Now you can begin to see why Federal Reserve Chairman Ben Bernanke is doing everything in his power to force rates down. His ostensible goal is to boost economic activity through benefits that would lower corporate and consumer borrowing costs. But his real goal is to help Uncle Sam forestall a major interest-rate crisis.
Yet at the same time, Bernanke and everyone else would like to see the economy get healthier. A rising economy makes the budget math that much easier as government social safety commitments shrink and government tax receipts rise (thanks to expanded economic activity).
But as we saw in 1994, a firmer economy has the unavoidable effect of firmer interest rates.
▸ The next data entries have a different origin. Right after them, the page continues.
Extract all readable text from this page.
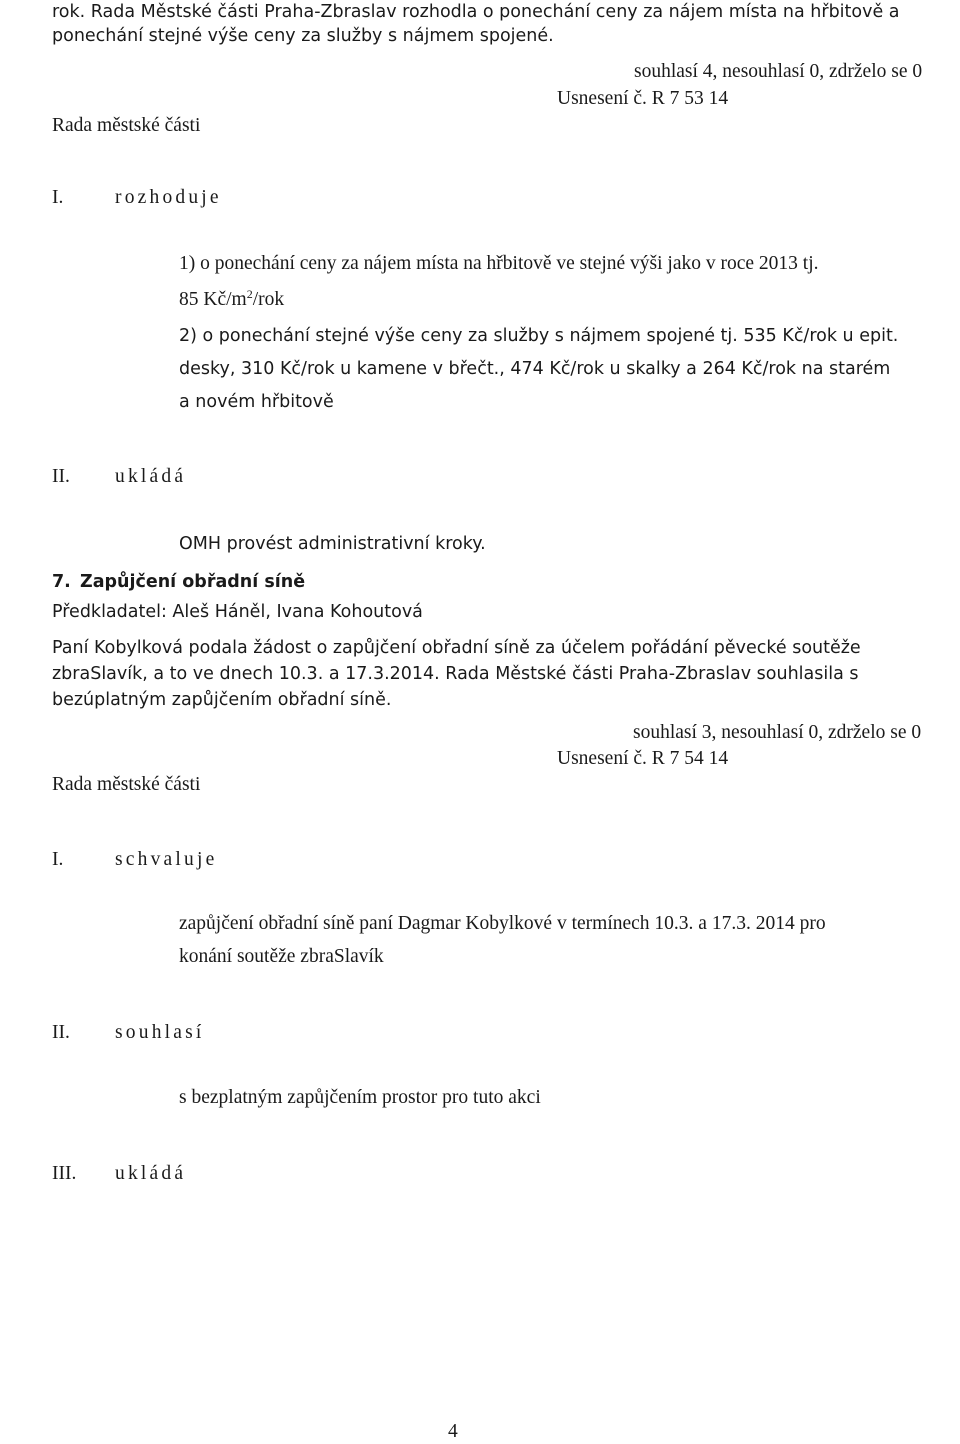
rok. Rada Městské části Praha-Zbraslav rozhodla o ponechání ceny za nájem místa na hřbitově a
ponechání stejné výše ceny za služby s nájmem spojené.
souhlasí 4, nesouhlasí 0, zdrželo se 0
Usnesení č. R 7 53 14
Rada městské části
I.	rozhoduje
1) o ponechání ceny za nájem místa na hřbitově ve stejné výši jako v roce 2013 tj.
85 $Kč/m^2$/rok
2) o ponechání stejné výše ceny za služby s nájmem spojené tj. 535 Kč/rok u epit.
desky, 310 Kč/rok u kamene v břečt., 474 Kč/rok u skalky a 264 Kč/rok na starém
a novém hřbitově
II. ukládá
OMH provést administrativní kroky.
7. Zapůjčení obřadní síně
Předkladatel: Aleš Háněl, Ivana Kohoutová
Paní Kobylková podala žádost o zapůjčení obřadní síně za účelem pořádání pěvecké soutěže
zbraSlavík, a to ve dnech 10.3. a 17.3.2014. Rada Městské části Praha-Zbraslav souhlasila s
bezúplatným zapůjčením obřadní síně.
souhlasí 3, nesouhlasí 0, zdrželo se 0
Usnesení č. R 7 54 14
Rada městské části
I.	schvaluje
zapůjčení obřadní síně paní Dagmar Kobylkové v termínech 10.3. a 17.3. 2014 pro
konání soutěže zbraSlavík
II. souhlasí
s bezplatným zapůjčením prostor pro tuto akci
III. ukládá
4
Analysts at Merrill Lynch say we are already seeing a repeat of the 1993-1994 era begin to play out. Back in 1993, investors were snapping up yield plays such as real estate investment Trusts (REITs), emerging-market debt and other income-producing investments. As a result, there was ample excess global liquidity pushing down yields in many asset classes.
Fast forward to 2012 and "investors have poured money into any bond anywhere that offers a coupon," noted analysts at Merrill Lynch, and they think that "the resemblance between asset price returns in 1993 and 2012 is almost uncanny."
A closing window
Perhaps the biggest shame of the modern U.S. fiscal era is the government's decision to keep rolling over its debt in fairly short-term instruments. In an ideal world, all of the government debt that has been issued during the past few years would have been in 20- or even 30-year bonds. That would remove a great deal of interest rate risk that the government faces. Instead, the vast majority of government borrowings have been in one or two-year debt instruments, which means Uncle Sam will be rolling over trillions of dollars in debt from 2013 to 2015 and beyond. That's no problem if rates stay low, but it will create a fiscal nightmare if that debt gets rolled over at ever-higher rates.
Risks to Consider: As an upside risk, investors have a remarkable ability to shrug off future concerns if the next few quarters look OK, so don't be surprised to see a cork-popping rally when the "fiscal cliff" agreement is finalized.
Action to Take --> An increasingly bleak interest rate picture for the U.S. government does not necessarily spell trouble for U.S. stocks. Many companies are in remarkably strong financial shape, and if they are operating in global industries or in economically-insensitive parts of the U.S. economy, then there's no reason their revenue streams should crumble.
But for any companies that rely on the largesse of the U.S. government -- from defense contractors and for-profit educators, to technology providers -- a higher level of interest expense will crowd out the funds available for any other programs. States, for example, count on one-third of their revenue base from Washington, and it looks increasingly inevitable that federal funding will be reduced. That could mean higher state and local taxes, or smaller staffed police departments and larger classroom sizes at schools.
This also explains why investors need to pay close attention to the government's financial picture long after a "fiscal cliff" resolution is made." Such an agreement would address issues for 2013, and may even forge a path to a balanced budget. But Congress still needs to tackle the actual reduction of the more than $15 trillion in current long-term debt. And the only way for that to happen is for the government to run surpluses, something nobody in Washington can even contemplate right now.